- The characters of What's New, Phil Foglio (left, an author self-insert) and Dixie Null
- Author: Phil Foglio
- Website: airshipentertainment.com/growf.html - dead link, archived here
- Launch date: 1980
- End date: 2003
- Publisher(s): Dragon Magazine (1980-1984, 1999-2003) The Duelist (1993-1999)
- Genre: Parody

= What's New with Phil & Dixie =

Gaming parody comic by Phil Foglio

What's New with Phil & Dixie is a gaming parody comic by Phil Foglio. What's New was Foglio's first comic, and it was published in the magazines Dragon and The Duelist, as well as in print collections and online.

== Premise ==
The comic stars Phil Foglio, along with Dixie Null, as they explore the world of gaming, particularly tabletop RPGs, with a mixture of reportage and advice to the reader. Strips created for The Duelist magazine focused on Magic: The Gathering.

A long-running joke revolved around the often promised and often delayed "Sex in D&D" segment. This segment never appeared in magazine printings, but was finally written and included as additional material in one of the strip's book printings.

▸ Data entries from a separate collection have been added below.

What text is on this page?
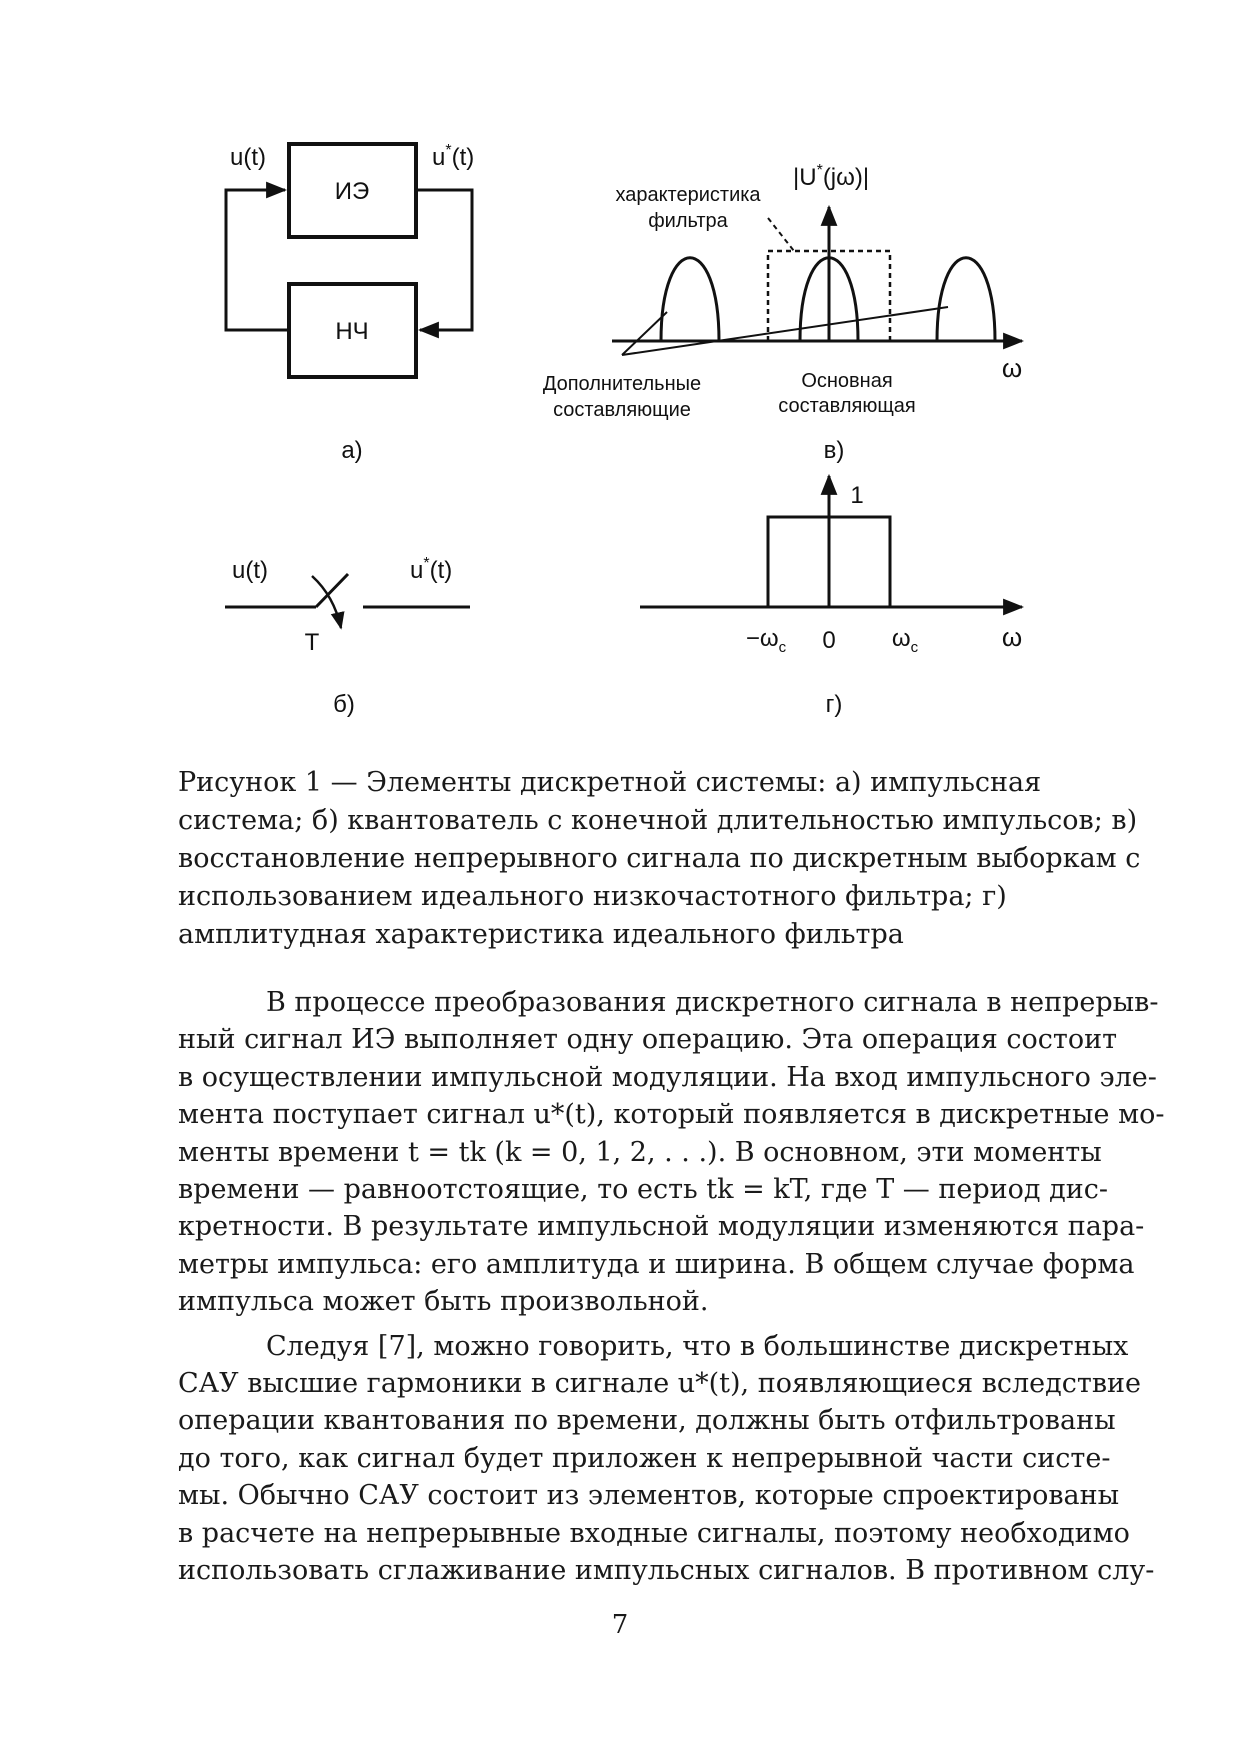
ИЭ
НЧ
u(t)	u*(t)
а)
u(t)	u*(t)
T
б)
|U*(jω)|
характеристика
фильтра
Дополнительные
составляющие
Основная
составляющая
ω
в)
1
$-\omega_c$ 0 $\omega_c$	ω
г)
Рисунок 1 — Элементы дискретной системы: а) импульсная
система; б) квантователь с конечной длительностью импульсов; в)
восстановление непрерывного сигнала по дискретным выборкам с
использованием идеального низкочастотного фильтра; г)
амплитудная характеристика идеального фильтра
В процессе преобразования дискретного сигнала в непрерыв-
ный сигнал ИЭ выполняет одну операцию. Эта операция состоит
в осуществлении импульсной модуляции. На вход импульсного эле-
мента поступает сигнал u*(t), который появляется в дискретные мо-
менты времени t = tk (k = 0, 1, 2, . . .). В основном, эти моменты
времени — равноотстоящие, то есть tk = kT, где T — период дис-
кретности. В результате импульсной модуляции изменяются пара-
метры импульса: его амплитуда и ширина. В общем случае форма
импульса может быть произвольной.
Следуя [7], можно говорить, что в большинстве дискретных
САУ высшие гармоники в сигнале u*(t), появляющиеся вследствие
операции квантования по времени, должны быть отфильтрованы
до того, как сигнал будет приложен к непрерывной части систе-
мы. Обычно САУ состоит из элементов, которые спроектированы
в расчете на непрерывные входные сигналы, поэтому необходимо
использовать сглаживание импульсных сигналов. В противном слу-
7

== Original magazine publications ==
In an interview, Foglio said that What's New was his start in comics, and it was first published in Dragon magazine in 1980. In another interview, Foglio said that he had done some covers for Dragon, and he noted he could earn much more for similar effort if he added jokes.

The comic first appeared in Dragon shortly before issue #50 and ran until issue #84, when Foglio stopped the comic to work on other projects. According to Wizards, characters from What's New appeared in issue #5 of another Foglio work, a comic book adaptation of Another Fine Myth.

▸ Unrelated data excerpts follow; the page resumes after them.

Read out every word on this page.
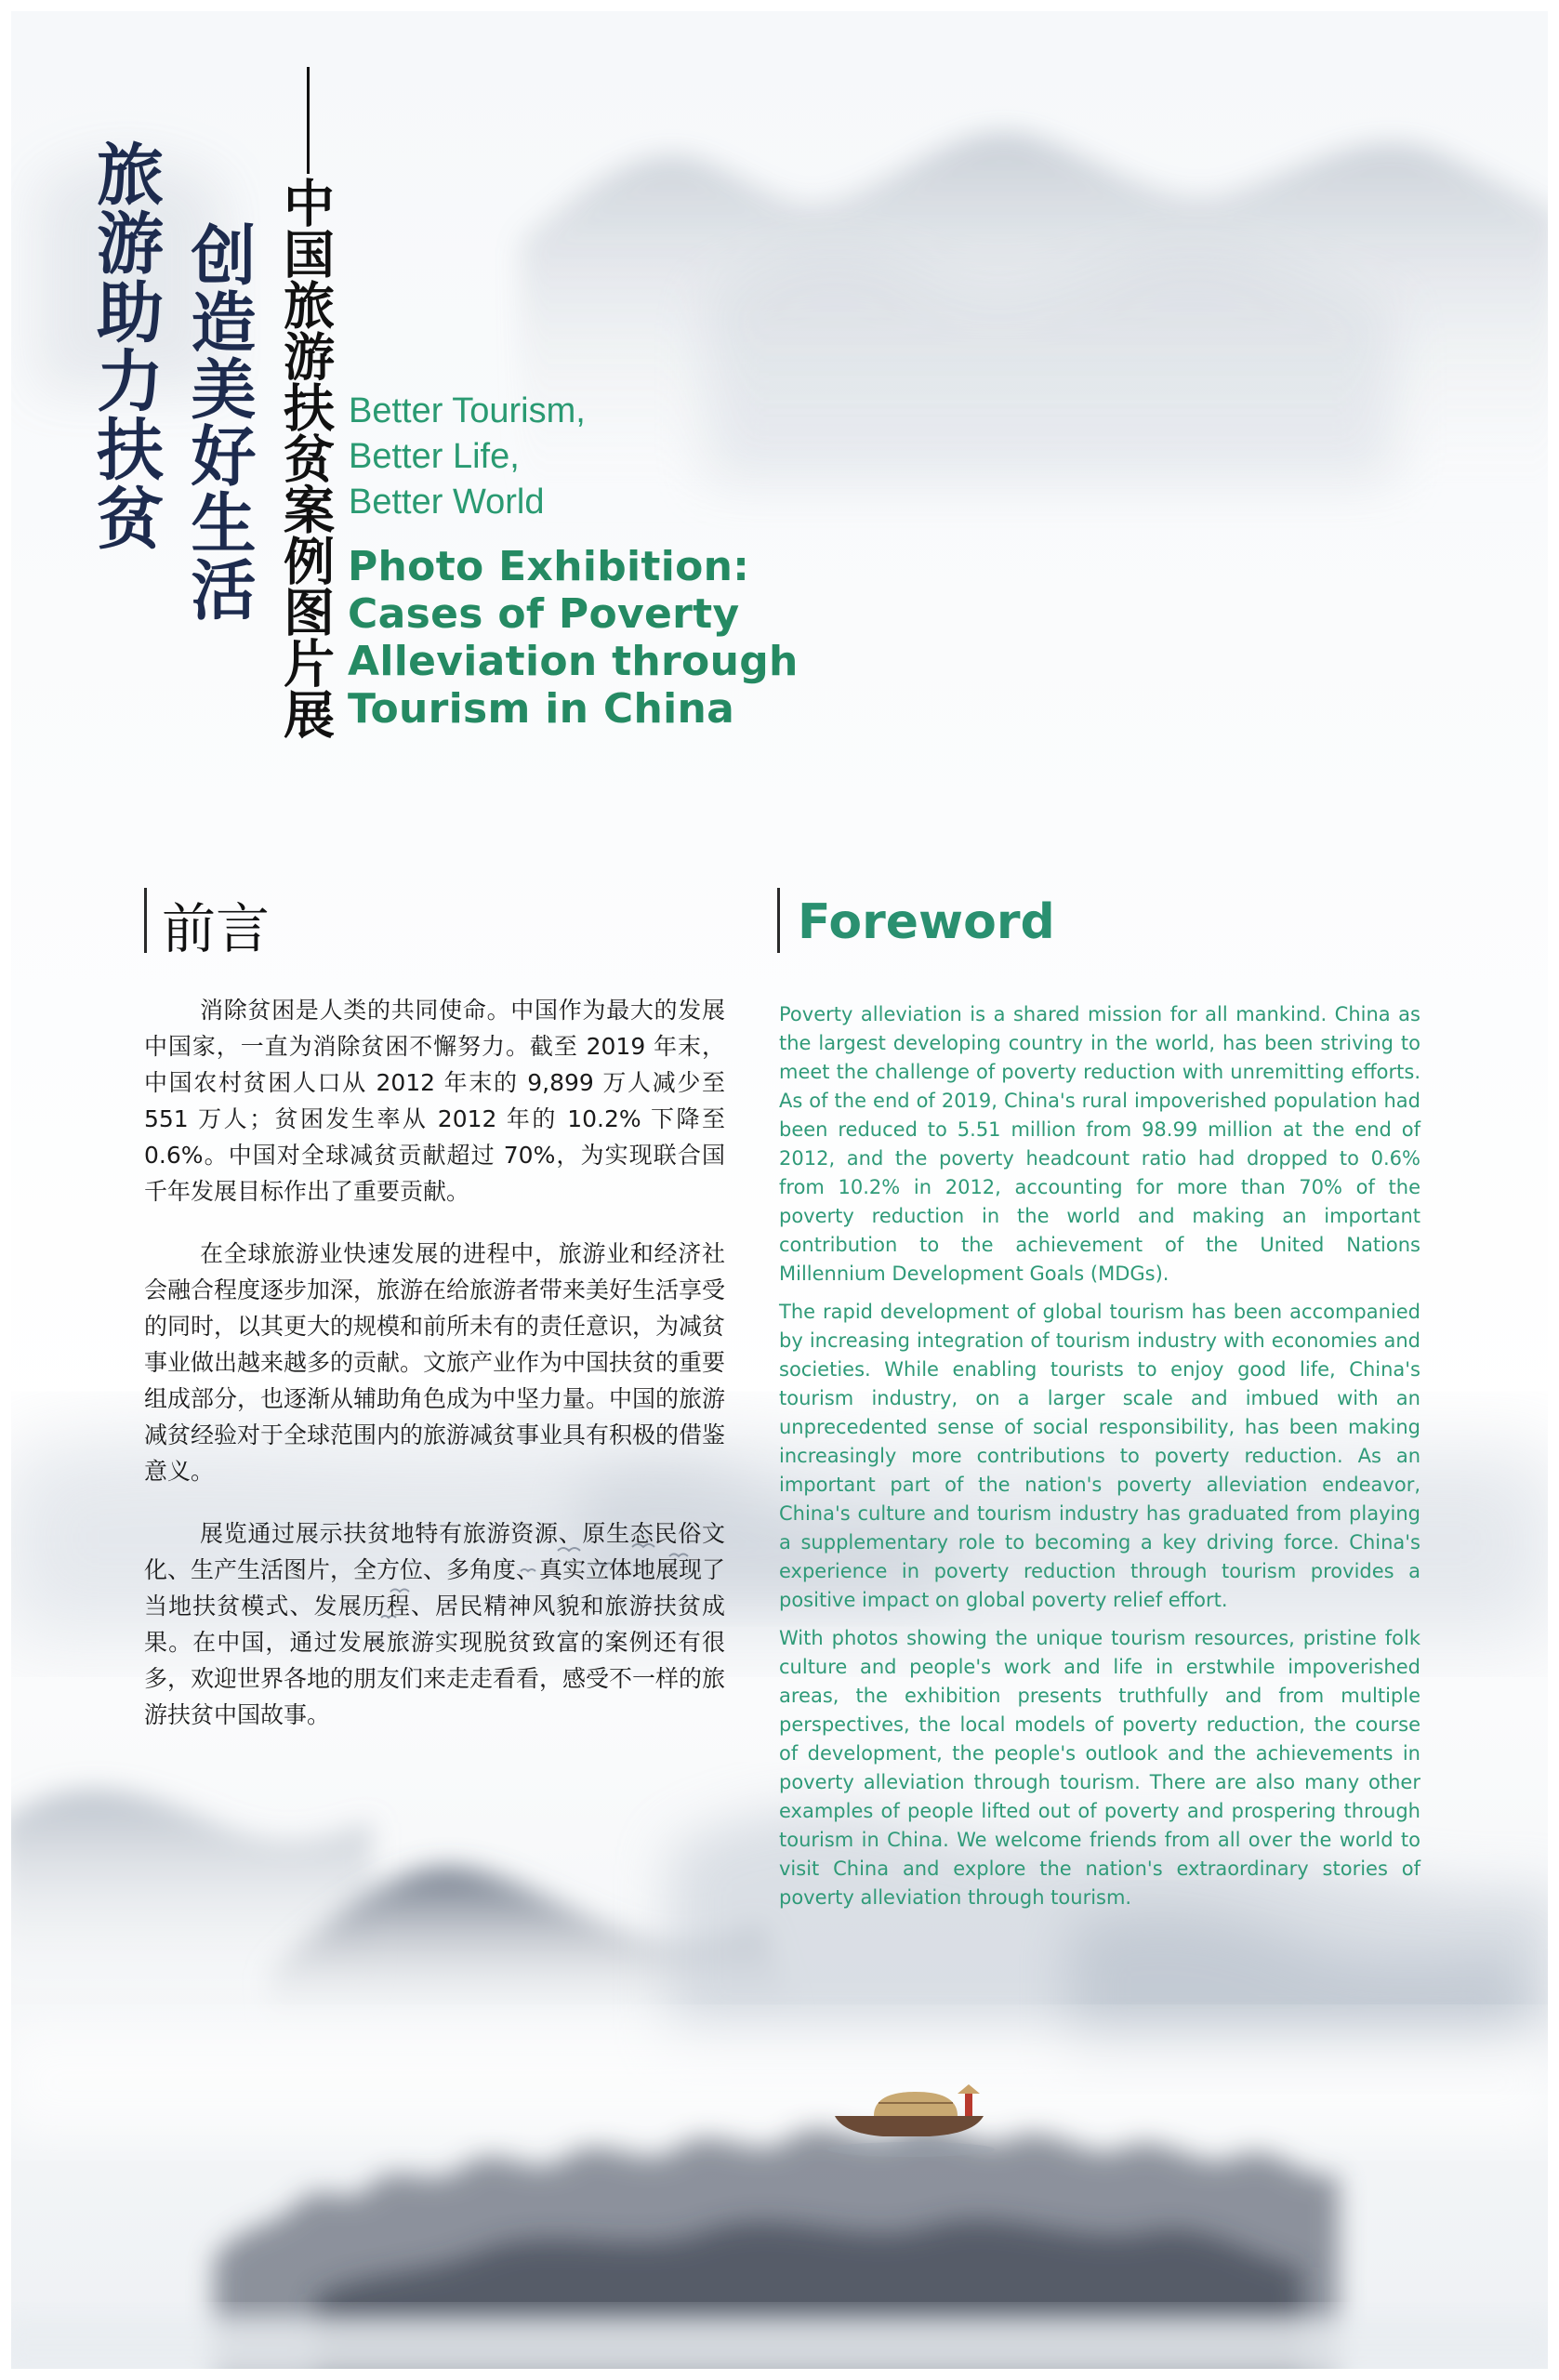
旅游助力扶贫 创造美好生活 中国旅游扶贫案例图片展 Better Tourism,
Better Life,
Better World
Photo Exhibition:
Cases of Poverty
Alleviation through
Tourism in China
前言	Foreword

消除贫困是人类的共同使命。中国作为最大的发展中国家，一直为消除贫困不懈努力。截至 2019 年末，中国农村贫困人口从 2012 年末的 9,899 万人减少至 551 万人；贫困发生率从 2012 年的 10.2% 下降至 0.6%。中国对全球减贫贡献超过 70%，为实现联合国千年发展目标作出了重要贡献。

在全球旅游业快速发展的进程中，旅游业和经济社会融合程度逐步加深，旅游在给旅游者带来美好生活享受的同时，以其更大的规模和前所未有的责任意识，为减贫事业做出越来越多的贡献。文旅产业作为中国扶贫的重要组成部分，也逐渐从辅助角色成为中坚力量。中国的旅游减贫经验对于全球范围内的旅游减贫事业具有积极的借鉴意义。

展览通过展示扶贫地特有旅游资源、原生态民俗文化、生产生活图片，全方位、多角度、真实立体地展现了当地扶贫模式、发展历程、居民精神风貌和旅游扶贫成果。在中国，通过发展旅游实现脱贫致富的案例还有很多，欢迎世界各地的朋友们来走走看看，感受不一样的旅游扶贫中国故事。

Poverty alleviation is a shared mission for all mankind. China as the largest developing country in the world, has been striving to meet the challenge of poverty reduction with unremitting efforts. As of the end of 2019, China's rural impoverished population had been reduced to 5.51 million from 98.99 million at the end of 2012, and the poverty headcount ratio had dropped to 0.6% from 10.2% in 2012, accounting for more than 70% of the poverty reduction in the world and making an important contribution to the achievement of the United Nations Millennium Development Goals (MDGs).

The rapid development of global tourism has been accompanied by increasing integration of tourism industry with economies and societies. While enabling tourists to enjoy good life, China's tourism industry, on a larger scale and imbued with an unprecedented sense of social responsibility, has been making increasingly more contributions to poverty reduction. As an important part of the nation's poverty alleviation endeavor, China's culture and tourism industry has graduated from playing a supplementary role to becoming a key driving force. China's experience in poverty reduction through tourism provides a positive impact on global poverty relief effort.

With photos showing the unique tourism resources, pristine folk culture and people's work and life in erstwhile impoverished areas, the exhibition presents truthfully and from multiple perspectives, the local models of poverty reduction, the course of development, the people's outlook and the achievements in poverty alleviation through tourism. There are also many other examples of people lifted out of poverty and prospering through tourism in China. We welcome friends from all over the world to visit China and explore the nation's extraordinary stories of poverty alleviation through tourism.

What's New was revived for a run in The Duelist magazine, also published by Wizards of the Coast. It ran in The Duelist from 1993 to 1999, ending when publication of The Duelist ceased.

After the end of The Duelist, the comic returned to Dragon and ran there from 1999 to 2003 (issues 265–311), plus a final "farewell" installment Dragon #359, the last issue of Dragon in print.

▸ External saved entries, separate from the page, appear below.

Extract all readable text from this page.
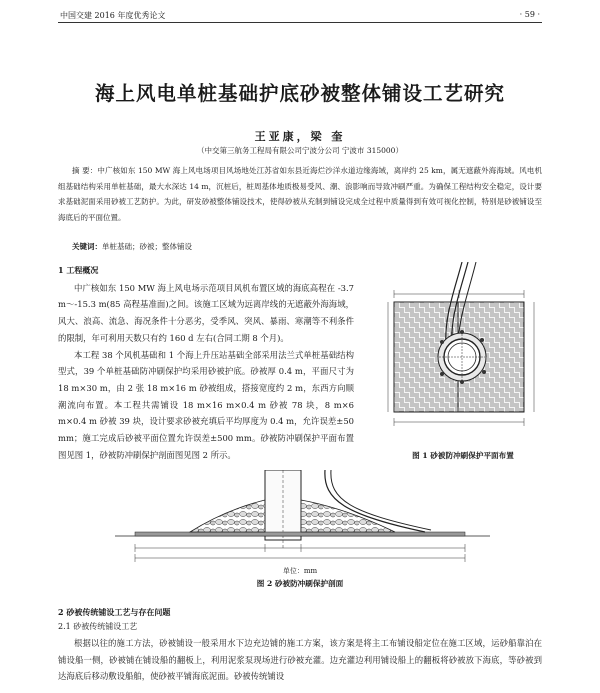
中国交建 2016 年度优秀论文	· 59 ·
海上风电单桩基础护底砂被整体铺设工艺研究
王亚康，梁 奎
（中交第三航务工程局有限公司宁波分公司 宁波市 315000）
摘 要：中广核如东 150 MW 海上风电场项目风场地处江苏省如东县近海烂沙洋水道边缘海域，离岸约 25 km，属无遮蔽外海海域。风电机组基础结构采用单桩基础，最大水深达 14 m，沉桩后，桩周基体地质极易受风、潮、浪影响而导致冲刷严重。为确保工程结构安全稳定，设计要求基础泥面采用砂被工艺防护。为此，研发砂被整体铺设技术，使得砂被从充制到铺设完成全过程中质量得到有效可视化控制，特别是砂被铺设至海底后的平面位置。
关键词：单桩基础；砂被；整体铺设
1 工程概况

中广核如东 150 MW 海上风电场示范项目风机布置区域的海底高程在 -3.7 m～-15.3 m(85 高程基准面)之间。该施工区域为远离岸线的无遮蔽外海海域，风大、浪高、流急、海况条件十分恶劣，受季风、突风、暴雨、寒潮等不利条件的限制，年可利用天数只有约 160 d 左右(合同工期 8 个月)。

本工程 38 个风机基础和 1 个海上升压站基础全部采用法兰式单桩基础结构型式，39 个单桩基础防冲刷保护均采用砂被护底。砂被厚 0.4 m，平面尺寸为 18 m×30 m，由 2 张 18 m×16 m 砂被组成，搭接宽度约 2 m，东西方向顺潮流向布置。本工程共需铺设 18 m×16 m×0.4 m 砂被 78 块，8 m×6 m×0.4 m 砂被 39 块，设计要求砂被充填后平均厚度为 0.4 m，允许误差±50 mm；施工完成后砂被平面位置允许误差±500 mm。砂被防冲刷保护平面布置图见图 1，砂被防冲刷保护剖面图见图 2 所示。	图 1 砂被防冲刷保护平面布置
单位：mm
图 2 砂被防冲刷保护剖面
2 砂被传统铺设工艺与存在问题
2.1 砂被传统铺设工艺

根据以往的施工方法，砂被铺设一般采用水下边充边铺的施工方案，该方案是将主工布铺设船定位在施工区域，运砂船靠泊在铺设船一侧，砂被铺在铺设船的翻板上，利用泥浆泵现场进行砂被充灌。边充灌边利用铺设船上的翻板将砂被放下海底，等砂被到达海底后移动敷设船舶，使砂被平铺海底泥面。砂被传统铺设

== Book printings and online publication ==
The entire run in Dragon, plus additional material, was published in two print collections by Palliard Press.

In 2001 a third volume was published by Studio Foglio collecting all the Duelist magazine strips, along with some bonus content.

From 2007 to 2010, What's New was republished on Foglio's website as a weekly webcomic. This has been offline since February 2016, along with webcomic republications of Buck Godot and MythAdventures, when Airship Entertainment's old website broke down.

== Reception ==
The author and blogger Cory Doctorow has said he loved What's New when he was a kid.